Well, what I actually said to the judge, with my typical grace & forethought, was, "OH SH!T!  I mean, uh, sorry, uh, can we have a Do-Over?"  There was mercy:  the judge had a sense of humour.  Her laughter was kind while she replied, "Sure!"

It wasn't great, but Solo was mostly listening, though still fussing with his head & insisting on a counterbent method of travel in which his nose is sideways.  Apparently he must keep an eye on that Tiny White Fence.  We complete.  I am happier.  BUT OUR SCORE IS WORSE.   

I'd have preferred THIS Solo to show up!
We Did "Win" Ribbons...In A Manner Of Speaking

We ended up 2nd for test A -- by default the organizer helpfully tells me (ouch!).   I don't know what happened, everyone else must either have not shown up or had their horses leap out of the ring & galloped away.  They were pretty ribbons....the kind judge gave us a 41 & was even nice enough not to laugh or gasp in horror (audibly).

4th for test B with a 49.  Out of four!  *insert 'We Are The Champions' chorus*  Most of the judges' comments were as expected for Stiff Crooked Bad Horse Rider.   One collective mark read "must sit the canter."  Hmmm, I felt certain that by age 30, I might have mastered that one?  Alas...

The Adult Solution

I decided to go eat brownies & sulk.  Perhaps I should take up competitive trail riding -- you don't have to bend OR go in circles for that!

Perfect illustration of dressage by

September 20, 2009

Winter Woebegone

So the Dark Times began.

I was convinced my saddle didn't fit. Solo was fighting me tooth and nail against lifting his back and it's just not in his nature to not do something like that "just because." It looked pinchy, it felt pinchy. I brought out Saddle Fitter #1 (ah yes, the fact that he has a number is indeed an indication of future insanity...). SF #1 bring a couple other saddles to try but says, "Oh no, yours fits fine, really." I try to go with it for a few weeks, but get ticked off and sell it because it's not cutting the mustard. It was a great saddle, the first I'd owned, an old Crosby event saddle that fit almost everything. Except the horse I owned of course.

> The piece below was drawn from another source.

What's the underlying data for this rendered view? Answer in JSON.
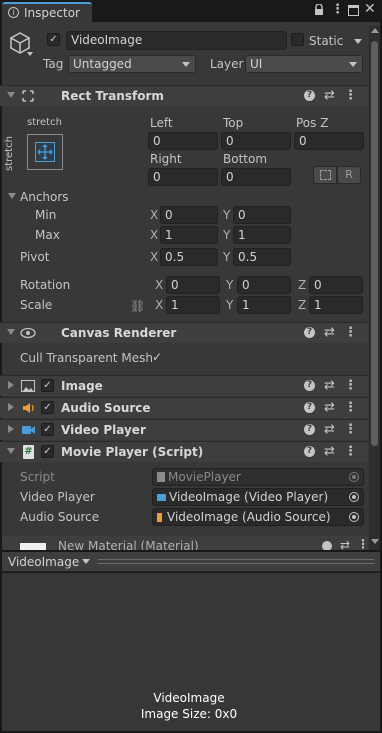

I think I'll need an entire 'nother post to tell the SF Stories, I'll save that...

Because, oh there were lots of other woes.

It was WAY deeper than it looks
February 2008 -- I'd now resorted to riding bareback while training, but well, it's good for me right? (Maybe less good for my girl parts, but we all gotta cowgirl up, right?) A couple more winter shows were coming up and we were getting ready. And then our lovely farm "trainer" brought strangles back with her from a hunter show. One of our ponies came home with the sniffles. We begged to have pony quarantined because it looked like strangles, but the Powers That Be (PTB) were in staunch denial. Till about six other horses got sick. Then the whole barn was shut down in quarantine for several months. No horses in. Even worse, no horses out. We were in prison.

Solo happily escaped the strangles outbreak with nothing more than 1/2 day of fever, but we still couldn't go anywhere. As the quarantine was finally lifted after months of boredom, Mr. Genius, decided he still didn't want to go anywhere and attempted self-amputation of his foot in the pasture.

Oh let me just tell you how long it takes to heal a pastern cut on skin that is constantly stretching and moving, no matter how tight you wrap your standing wraps. Months.

Oh AND our farrier (now EX farrier) had managed to mash his poor feet into some unholy shape of crampedness to where the poor horse couldn't even walk properly, so we pulled his shoes and began foot transformation back to healthiness.


I'm sure there was some other crap going on too, but mostly I was throwing myself about my house moping and pouting because I couldn't go anywhere, I couldn't get the saddle just right, my horse was sucked!